AWS Startups Blog
Affinio: Discovering Niche Communities Online
Affinio is a social network intelligence startup built around the idea that groups can best be analyzed by their social connections. Using clustering algorithms to find niche communities on Twitter, Pinterest, and Instagram, their platform lets you dive into the interests and relationships most central to a social network.
What led you to create Affinio?
For a previous product we worked on, we wanted to learn who was talking about us online — on Twitter, mostly. We looked at existing solutions and saw that most of them were content based, employing sentiment analysis of tweets and monitoring Twitter activity for popularity growth, etc. The problem is that there are an awful lot of people who used our products, even followed us online, that never tweeted about us or even tweeted at all. If looking at content for analysis couldn’t tell us what we needed to know, we figured that looking at network connections would.
What are some lessons you learned as you brought Affinio to market?
Doing analyses on large social networks is as much about noticing distinctions as it is noticing similarities. Although originally we expected to see a lot of “These groups behave in a similar way, and that’s relevant because we can share content to both of them,” more often it’s about “These groups behave in distinct ways; we should figure out how to change our approach to address both of them.” For some of our clients this means creating blog content to cater to multiple groups; for others it’s about changing advertising strategy.

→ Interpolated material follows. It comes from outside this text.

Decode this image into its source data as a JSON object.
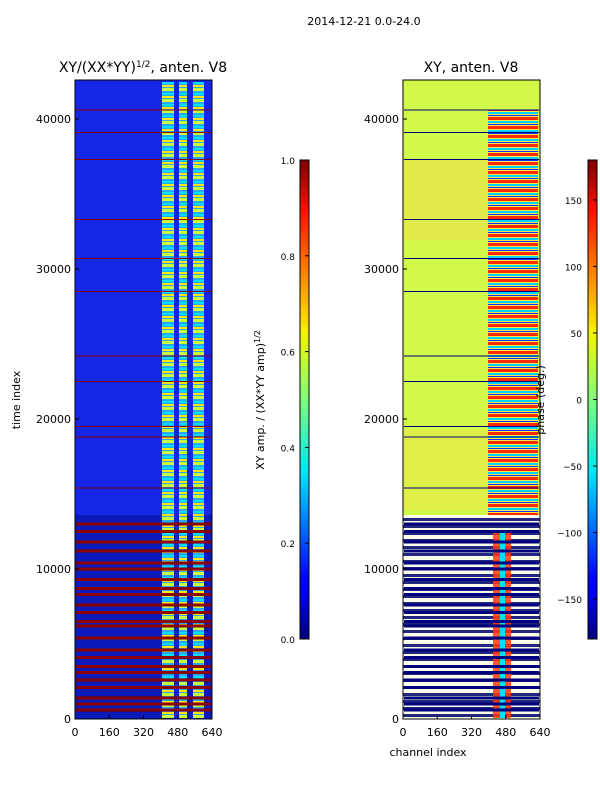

Because of the wide range of use cases, we’ve gone through several iterations with the kind of data we present to a user. It can be easy to overshare data about a group (“The most shared link is this ice bucket challenge video”) but much harder to look at which data is uniquely relevant (“This commonly shared link is all but ignored in this community; here’s why”). It’s important to balance wanting to share lots of insights to address a wide range of users with curating the data we provide to show the most relevant parts.
What technologies do you leverage at Affinio?
Our reporting infrastructure is set up by having an Elastic Load Balancing load balancer in front of our Amazon EC2 instances running Apache2 as a web server. User profiles are stored in Amazon DynamoDB for login verification and report metadata storage. Requests are routed to the correct servers via Amazon Route 53. The entire front end is built on top of Ember.js with Woopra set up to track how our users are using the platform. Contact management with our customers is handled via Close.io.
A user request for a new report gets sent to Amazon SQS. A cron task continuously monitors the SQS queue and launches an Amazon EMR cluster when a new job is available to run. Once initialized, the EMR cluster runs several Hadoop jobs, which go out and fetch the raw data required for the current report. When the data fetching is complete, the EMR cluster runs several Apache Spark jobs to crunch and process the data. Once this is finished, the output report data is stored in Elasticsearch, and larger objects are stored in Amazon S3. Report and user metadata is pushed to DynamoDB. The user is then notified that the report is ready through Amazon SES.
Why did you choose to build on AWS?
AWS provides services that address several levels of our technology stack with benefits that are greater than the sum of its parts. The low cost and pay-for-use pricing is an ideal fit for a company like Affinio.
Being able to test new ideas on the fly by launching large numbers of varied compute architectures is ideal for processing and analyzing the vast amounts of social data that we acquire for our customers. Without AWS this would require us to obtain resources to set up, configure, and maintain systems that are not a core focus for our company. With AWS handling this workload we can focus on what really matters for our customers.
Where do you see Affinio going in the near future?
The best part about opening up a new source of data is that our clients get to decide how their new insights can best be applied. We’re working closely with our users to see how our data best serves them. Right now we give users the power to curate their digital strategy for unique communities within their audience. Next steps might be allowing them to monitor that strategy and see whether they need to make changes. Having the ability to parse social network graphs means we’re also open to the possibility of looking into “more-like-this-user” functionality for audience extension. Advertising also presents plenty of unique opportunities: Social networks like Twitter, Pinterest, and Instagram all have plenty of room to grow in providing catered experience in that space.
Any advice for aspiring entrepreneurs?
Listen to the feedback your customers provide — doubly so if it comes from data! Observing the way a client uses your product can tell you a lot about their expectations and use cases in ways that simply asking them cannot. Even more important is to allow that data to change your approach and your product if needed. No version of your app is worth being so in love with that you can’t change it to what your customers need.